Police in the Chinese capital of Beijing have three suspects in custody who are alleged to have stolen digital assets including cryptocurrency worth an estimated 600 million yuan, which is the equivalent of $87 million.
The Chinese press have revealed that an organized gang of hackers has managed to pull off multiple cyber thefts of private and commercial cryptocurrency accounts, totaling around $87 million. It appears that the Chinese state media broke the story on Monday (20 August), revealing that cyber criminals had hacked their way to an estimated 600 million yuan’s worth of Bitcoin and other virtual currencies.

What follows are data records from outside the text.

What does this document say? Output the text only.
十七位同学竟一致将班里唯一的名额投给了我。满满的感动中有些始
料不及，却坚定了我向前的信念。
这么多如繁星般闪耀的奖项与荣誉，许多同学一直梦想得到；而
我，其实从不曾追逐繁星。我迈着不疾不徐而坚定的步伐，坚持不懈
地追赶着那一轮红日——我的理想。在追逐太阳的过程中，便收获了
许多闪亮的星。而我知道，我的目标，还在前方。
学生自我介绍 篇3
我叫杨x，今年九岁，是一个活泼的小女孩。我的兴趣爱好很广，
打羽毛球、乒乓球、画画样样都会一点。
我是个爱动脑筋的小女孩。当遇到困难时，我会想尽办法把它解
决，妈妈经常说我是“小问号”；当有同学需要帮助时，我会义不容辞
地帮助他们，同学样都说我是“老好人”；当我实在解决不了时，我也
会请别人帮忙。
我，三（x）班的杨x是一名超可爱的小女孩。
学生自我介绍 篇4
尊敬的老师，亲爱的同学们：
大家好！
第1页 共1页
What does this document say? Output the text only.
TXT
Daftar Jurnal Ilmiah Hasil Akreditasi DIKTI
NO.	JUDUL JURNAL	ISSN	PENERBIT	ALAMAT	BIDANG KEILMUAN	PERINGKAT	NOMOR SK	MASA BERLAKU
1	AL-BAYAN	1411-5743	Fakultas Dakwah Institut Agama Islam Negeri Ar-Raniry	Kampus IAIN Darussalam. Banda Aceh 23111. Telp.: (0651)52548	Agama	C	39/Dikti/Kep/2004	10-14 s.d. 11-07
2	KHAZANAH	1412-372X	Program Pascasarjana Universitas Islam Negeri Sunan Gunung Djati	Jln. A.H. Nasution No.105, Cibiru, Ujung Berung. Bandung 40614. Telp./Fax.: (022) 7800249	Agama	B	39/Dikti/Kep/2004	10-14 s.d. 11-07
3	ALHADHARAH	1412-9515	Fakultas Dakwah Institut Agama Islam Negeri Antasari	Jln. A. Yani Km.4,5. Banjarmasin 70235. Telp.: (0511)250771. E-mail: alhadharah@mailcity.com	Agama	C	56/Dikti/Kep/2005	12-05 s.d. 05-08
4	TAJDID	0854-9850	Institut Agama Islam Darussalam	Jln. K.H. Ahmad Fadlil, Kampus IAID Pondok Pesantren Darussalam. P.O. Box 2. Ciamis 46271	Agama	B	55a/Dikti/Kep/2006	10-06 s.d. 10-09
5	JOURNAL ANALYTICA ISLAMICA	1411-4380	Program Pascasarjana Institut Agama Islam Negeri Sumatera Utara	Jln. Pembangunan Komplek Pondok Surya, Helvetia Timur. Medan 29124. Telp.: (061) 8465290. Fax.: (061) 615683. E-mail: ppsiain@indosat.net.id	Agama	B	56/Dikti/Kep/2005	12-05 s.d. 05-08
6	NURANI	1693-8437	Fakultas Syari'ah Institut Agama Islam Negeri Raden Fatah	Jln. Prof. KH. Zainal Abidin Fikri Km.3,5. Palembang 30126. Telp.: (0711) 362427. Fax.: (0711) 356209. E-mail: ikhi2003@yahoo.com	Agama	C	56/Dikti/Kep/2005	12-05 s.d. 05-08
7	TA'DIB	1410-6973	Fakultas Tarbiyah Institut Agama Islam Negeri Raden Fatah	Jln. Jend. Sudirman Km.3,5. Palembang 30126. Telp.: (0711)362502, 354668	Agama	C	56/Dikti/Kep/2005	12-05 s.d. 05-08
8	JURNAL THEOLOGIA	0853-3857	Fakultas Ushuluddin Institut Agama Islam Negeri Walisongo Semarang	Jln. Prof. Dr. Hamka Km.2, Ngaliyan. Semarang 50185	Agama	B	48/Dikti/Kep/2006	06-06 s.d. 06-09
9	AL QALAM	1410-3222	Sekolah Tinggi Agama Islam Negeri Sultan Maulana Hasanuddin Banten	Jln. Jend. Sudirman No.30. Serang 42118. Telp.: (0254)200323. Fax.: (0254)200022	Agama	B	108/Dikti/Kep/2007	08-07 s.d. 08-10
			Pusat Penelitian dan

Investigation Began In March
According to local tabloid the Shaanxi Daily, back in March police in the northern Chinese city of Xian began an investigation following accusations made by a citizen who claimed he had been hacked and digital assets stolen. The victim, a man surnamed Zhang complained to the police that the hackers had remotely taken control of his computer and then stolen 100 million yuan ($14.5 million) worth of cryptocurrency. The stolen digital currency was made up of Bitcoin, Ethereum as well as other cryptocurrencies, the Chinese state news agency Xinhua reported.
The stolen crypto was then transferred to another location, creating a virtual trail and allowing the Chinese police to tail the loot to its new location. The trail led them the central province of Hunan, and directly to a suspect surnamed Zhou.
Individuals & Companies Robbed
From a safe distance, the police began to monitor the activities of Zhou. An investigation of Zhou’s recent communications led the police to two more alleged accomplices. Between them, the three detainees are believed to have stolen 600 million yuan by hacking the computers of individuals and companies this year.
It is not clear when the police actually arrested the three men. The police investigation is still ongoing, with officers as equally skilled in the dark arts of hacking and other cyber-crimes as the criminals they chase. It took the combined efforts of police from three provinces working together to take down the suspects who are currently in custody.
A reason why the arrests were not made public sooner may have been due to a deliberate effort by the Chinese police not to spook any other hackers “out in the field.” However, now that the Chinese press has effectively broken the story, any additional hackers will now be “in the wind”, and far harder to track down.